El escarabajo de Wittgenstein

El escarabajo de Wittgenstein

   En sus Investigaciones Filosóficas Ludwig Wittgenstein pone el siguiente ejemplo. Imagina que al nacer te dan una caja con un escarabajo dentro. Se trata de un objeto muy valioso y extremadamente personal, tanto, que nadie puede ver el interior de la caja salvo uno mismo. De este modo, no existe una forma objetiva de confirmar que todas las cajas contengan lo mismo. En el mejor de los casos podrían contener un escarabajo de verdad, pero nada garantiza al cien por cien que en lugar del escarabajo no haya otros insectos, como una hormiga o una araña, o que incluso no haya nada, eso sí, sea lo que sea, siempre se considerará bajo el término de «escarabajo».

   Supongamos que la descripción del «escarabajo» se establece teniendo en cuenta solo el que guardamos en nuestra caja, ya que no podemos ver el resto. De ser así, la definición de lo que es un escarabajo cambiaría continuamente, dependiendo de cada persona. Es más, cuando uso la palabra «escarabajo», ¿a cuál de ellos me estoy refiriendo? Sin duda al mío, pero no hay forma posible de saber si al del resto. Es por eso que, según Wittgenstein, para la construcción de la palabra y del concepto «escarabajo» lo que hay dentro de cada caja particular es irrelevante. La palabra bien podría acabar significando, sin más, «esa cosa que está en la caja de cada persona».

   Tal vez el ejemplo con escarabajos pueda resultar un poco extraño, pero Wittgenstein lo aplica en primer lugar al concepto de «dolor». Por tanto, si continuamos con el símil, la palabra «dolor» no se puede relacionar con nuestra propia experiencia y sensación personal de dolor, sino que solo tiene sentido como acuerdo colectivo del hecho del dolor. No podría ser de otro modo, ya que no podemos saber exactamente lo que otras personas están experimentando o sintiendo.
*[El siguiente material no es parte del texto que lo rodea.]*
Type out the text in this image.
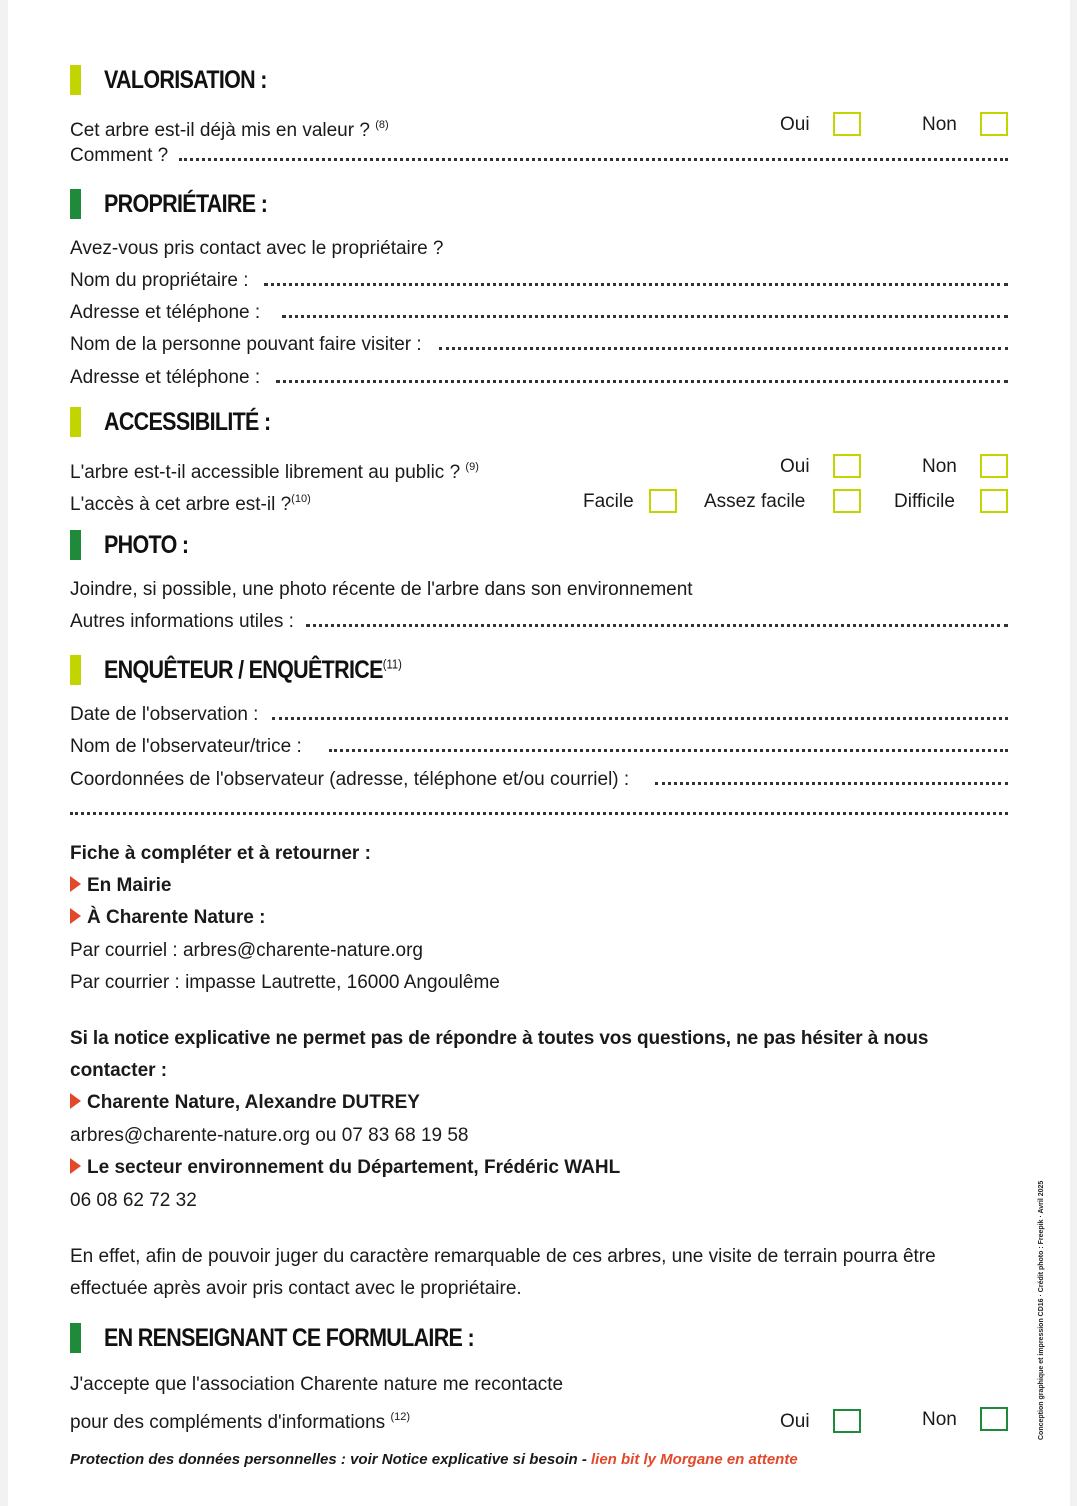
VALORISATION :
Cet arbre est-il déjà mis en valeur ? $^{(8)}$	Oui	Non
Comment ?
PROPRIÉTAIRE :
Avez-vous pris contact avec le propriétaire ?
Nom du propriétaire :
Adresse et téléphone :
Nom de la personne pouvant faire visiter :
Adresse et téléphone :
ACCESSIBILITÉ :
L'arbre est-t-il accessible librement au public ? $^{(9)}$	Oui	Non
L'accès à cet arbre est-il ?$^{(10)}$	Facile	Assez facile	Difficile
PHOTO :
Joindre, si possible, une photo récente de l'arbre dans son environnement
Autres informations utiles :
ENQUÊTEUR / ENQUÊTRICE$^{(11)}$
Date de l'observation :
Nom de l'observateur/trice :
Coordonnées de l'observateur (adresse, téléphone et/ou courriel) :
Fiche à compléter et à retourner :
En Mairie
À Charente Nature :
Par courriel : arbres@charente-nature.org
Par courrier : impasse Lautrette, 16000 Angoulême
Si la notice explicative ne permet pas de répondre à toutes vos questions, ne pas hésiter à nous
contacter :
Charente Nature, Alexandre DUTREY
arbres@charente-nature.org ou 07 83 68 19 58
Le secteur environnement du Département, Frédéric WAHL
06 08 62 72 32
En effet, afin de pouvoir juger du caractère remarquable de ces arbres, une visite de terrain pourra être
effectuée après avoir pris contact avec le propriétaire.
EN RENSEIGNANT CE FORMULAIRE :
J'accepte que l'association Charente nature me recontacte
pour des compléments d'informations $^{(12)}$	Oui	Non
Protection des données personnelles : voir Notice explicative si besoin - lien bit ly Morgane en attente
Conception graphique et impression CD16 · Crédit photo : Freepik · Avril 2025
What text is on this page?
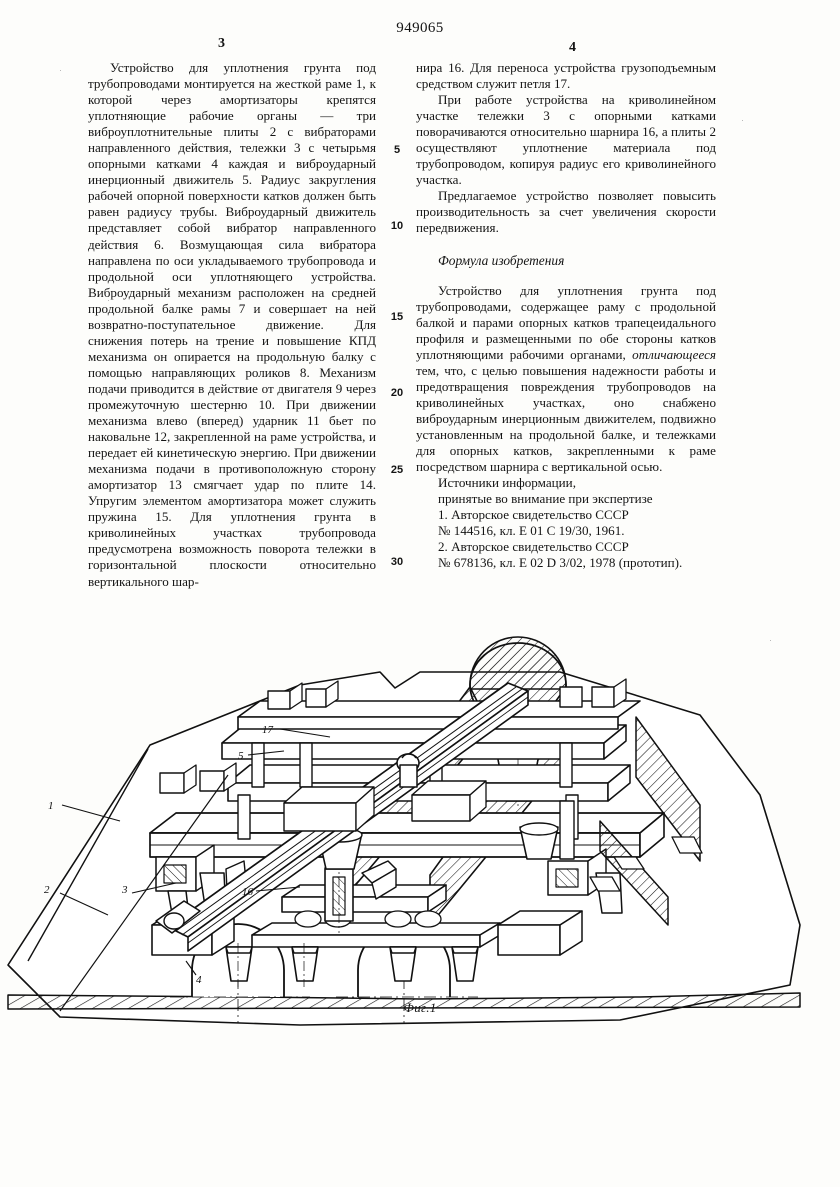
949065
3	4

Устройство для уплотнения грунта под трубопроводами монтируется на жесткой раме 1, к которой через амортизаторы крепятся уплотняющие рабочие органы — три виброуплотнительные плиты 2 с вибраторами направленного действия, тележки 3 с четырьмя опорными катками 4 каждая и виброударный инерционный движитель 5. Радиус закругления рабочей опорной поверхности катков должен быть равен радиусу трубы. Виброударный движитель представляет собой вибратор направленного действия 6. Возмущающая сила вибратора направлена по оси укладываемого трубопровода и продольной оси уплотняющего устройства. Виброударный механизм расположен на средней продольной балке рамы 7 и совершает на ней возвратно-поступательное движение. Для снижения потерь на трение и повышение КПД механизма он опирается на продольную балку с помощью направляющих роликов 8. Механизм подачи приводится в действие от двигателя 9 через промежуточную шестерню 10. При движении механизма влево (вперед) ударник 11 бьет по наковальне 12, закрепленной на раме устройства, и передает ей кинетическую энергию. При движении механизма подачи в противоположную сторону амортизатор 13 смягчает удар по плите 14. Упругим элементом амортизатора может служить пружина 15. Для уплотнения грунта в криволинейных участках трубопровода предусмотрена возможность поворота тележки в горизонтальной плоскости относительно вертикального шар-

нира 16. Для переноса устройства грузоподъемным средством служит петля 17.

При работе устройства на криволинейном участке тележки 3 с опорными катками поворачиваются относительно шарнира 16, а плиты 2 осуществляют уплотнение материала под трубопроводом, копируя радиус его криволинейного участка.

Предлагаемое устройство позволяет повысить производительность за счет увеличения скорости передвижения.

Формула изобретения

Устройство для уплотнения грунта под трубопроводами, содержащее раму с продольной балкой и парами опорных катков трапецеидального профиля и размещенными по обе стороны катков уплотняющими рабочими органами, отличающееся тем, что, с целью повышения надежности работы и предотвращения повреждения трубопроводов на криволинейных участках, оно снабжено виброударным инерционным движителем, подвижно установленным на продольной балке, и тележками для опорных катков, закрепленными к раме посредством шарнира с вертикальной осью.

Источники информации,

принятые во внимание при экспертизе

1. Авторское свидетельство СССР

№ 144516, кл. Е 01 С 19/30, 1961.

2. Авторское свидетельство СССР

№ 678136, кл. Е 02 D 3/02, 1978 (прототип).

5
10
15
20
25
30
1
2	3
4
5
16
17
Фиг.1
   Pero volviendo a los escarabajos, si tratamos de usar la palabra «escarabajo» para referirnos a lo que hay dentro de nuestra caja estamos hablando de algo que no puede conocer nadie más aparte de nosotros mismos, por lo no tendría sentido que la palabra hiciera referencia a nada personal o subjetivo. De esta manera, concluye Wittgenstein, no existe tal cosa como un lenguaje privado. El lenguaje que utilizamos para comunicar sensaciones subjetivas de nuestro mundo privado ‒por ejemplo, del dolor‒ es un lenguaje formado en el ámbito de lo social. Una idea, la del lenguaje como un arte social, sobre la que años después volvería Quine en su ensayo La relatividad ontológica, aunque desde el punto de vista de la traducción entre idiomas. Uno de los discípulos de Quine, Daniel Dennett, iría todavía más lejos al afirmar en La conciencia explicada que una experiencia interior solo puede comprenderse como un acto social porque solo existe en tanto en cuanto es comunicable.